LBM = masa ciała [kg] – masa tłuszczu [kg]

masa tłuszczu = masa ciała * poziom tkanki tłuszczowej [%]

masa tłuszczu = 80 * 15 % = 12 kg

LBM = 80 – 12 = 68 kg

PPM = 370 + (21,6 x LBM [kg]) = 370 + (21,6 * 68) = 1838,8 kcal

Tak jak widać różnica pomiędzy obliczeniami PPM jest nieznaczna wiec możemy wybrać któreś albo uśrednić PPM śr = (1812,85 + 1838,8) / 2 = 1825,825 kcal

TEAśr

Trening aerobowy – 5-12 kcal/min

Trening siłowy – 6-12 kcal/min

  • pon      60 * 10 = 600
  • wt        0
  • śr         60 * 12 = 720
  • czw     0
  • pt         60 * 10 = 600
  • sb        30 * 6 = 180  20 * 10 = 200   180 + 200 = 380
  • nie       30 * 6 = 180

TEAśr = (600 + 0 + 720 + 0 + 600 + 380 + 180) /7 = 2480/7 = 354,3 kcal

NEAT = 400 kcal

TEF = 8% – 10% x (PPM + TEAśr + NEAT) = 10%*(1812,85 + 354,3 + 400) = 10%*2567,15 = 256,715

Wracamy do CPM ;

CPM = 1812,85 + 354,3 + 400 + 256,715 = 2823,87 kcal

LUB uwzględniając średnie PPM

CPM = 1825,825+ 354,3 + 400 + 256,715 = 2836,84kcal jak widać różnica nieznaczna wiec użyje sobie w dalszych obliczeniach zwykłego PPM.

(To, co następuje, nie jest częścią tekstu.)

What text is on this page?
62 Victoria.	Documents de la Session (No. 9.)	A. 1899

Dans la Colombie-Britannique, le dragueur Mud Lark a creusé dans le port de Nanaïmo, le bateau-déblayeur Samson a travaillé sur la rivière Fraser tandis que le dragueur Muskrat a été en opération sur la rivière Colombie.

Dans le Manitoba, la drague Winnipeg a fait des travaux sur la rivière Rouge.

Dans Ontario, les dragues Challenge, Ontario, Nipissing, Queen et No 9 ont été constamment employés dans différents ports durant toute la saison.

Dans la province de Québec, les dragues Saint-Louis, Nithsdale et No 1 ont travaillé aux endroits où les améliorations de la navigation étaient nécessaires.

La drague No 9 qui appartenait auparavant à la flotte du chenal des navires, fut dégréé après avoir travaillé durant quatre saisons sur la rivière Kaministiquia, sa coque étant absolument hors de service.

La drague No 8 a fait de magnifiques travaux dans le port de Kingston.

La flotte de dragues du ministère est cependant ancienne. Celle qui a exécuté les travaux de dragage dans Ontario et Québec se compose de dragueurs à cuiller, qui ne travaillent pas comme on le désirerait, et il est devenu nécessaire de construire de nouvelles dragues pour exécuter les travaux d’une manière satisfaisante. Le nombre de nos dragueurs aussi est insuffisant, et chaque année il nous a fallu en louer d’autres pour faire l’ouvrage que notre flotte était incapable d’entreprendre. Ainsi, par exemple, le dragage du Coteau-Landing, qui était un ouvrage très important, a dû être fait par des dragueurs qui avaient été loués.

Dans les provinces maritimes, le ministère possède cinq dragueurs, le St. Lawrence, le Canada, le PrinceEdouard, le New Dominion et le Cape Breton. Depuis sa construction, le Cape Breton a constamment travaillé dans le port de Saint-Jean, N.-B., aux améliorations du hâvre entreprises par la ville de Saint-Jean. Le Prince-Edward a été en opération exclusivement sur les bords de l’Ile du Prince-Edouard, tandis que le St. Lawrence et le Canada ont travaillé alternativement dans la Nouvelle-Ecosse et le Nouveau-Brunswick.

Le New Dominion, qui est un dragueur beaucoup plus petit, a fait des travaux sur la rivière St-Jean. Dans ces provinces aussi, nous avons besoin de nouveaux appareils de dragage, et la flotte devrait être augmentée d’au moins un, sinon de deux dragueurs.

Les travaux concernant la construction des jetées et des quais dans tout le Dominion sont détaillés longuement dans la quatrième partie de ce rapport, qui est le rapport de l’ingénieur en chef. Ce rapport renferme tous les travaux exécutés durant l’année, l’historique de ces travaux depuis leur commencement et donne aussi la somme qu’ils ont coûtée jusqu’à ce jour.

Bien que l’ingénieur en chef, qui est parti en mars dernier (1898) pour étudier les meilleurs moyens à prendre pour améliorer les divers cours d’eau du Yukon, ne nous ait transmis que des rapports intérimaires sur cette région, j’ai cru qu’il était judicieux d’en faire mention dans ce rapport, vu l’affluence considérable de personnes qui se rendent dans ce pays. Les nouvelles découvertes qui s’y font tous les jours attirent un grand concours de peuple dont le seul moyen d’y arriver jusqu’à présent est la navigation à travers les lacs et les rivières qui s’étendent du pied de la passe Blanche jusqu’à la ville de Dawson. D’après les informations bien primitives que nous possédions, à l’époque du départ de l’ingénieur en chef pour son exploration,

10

Ustalamy mały deficyt lub surplus na ok. 10% zapotrzebowania

Przybieranie na masie = CPM + CPM*10% = 2823,87 + 282,38 = 3106 kcal

Zrzucić wagę = CPM – CPM*10%  = 2823,87  – 282,38 = 2541,49 kcal

Max zdrowy skrajny deficyt = masa tłuszczu * 69 kcal = 12kg  * 69 kcal = 828 kcal

Oczywiście rzadko ustalamy taki graniczny deficyt bo na starcie bardzo zbliżamy się do PPM.

To wszystko tylko  obliczania na podstawie obserwacji i kontroli swojego ciała dokonujemy korekt.

Zawsze można tez skorzystać z gotowych kalkulatorów  dostępnych w Internecie i porównać sobie z obliczeniami.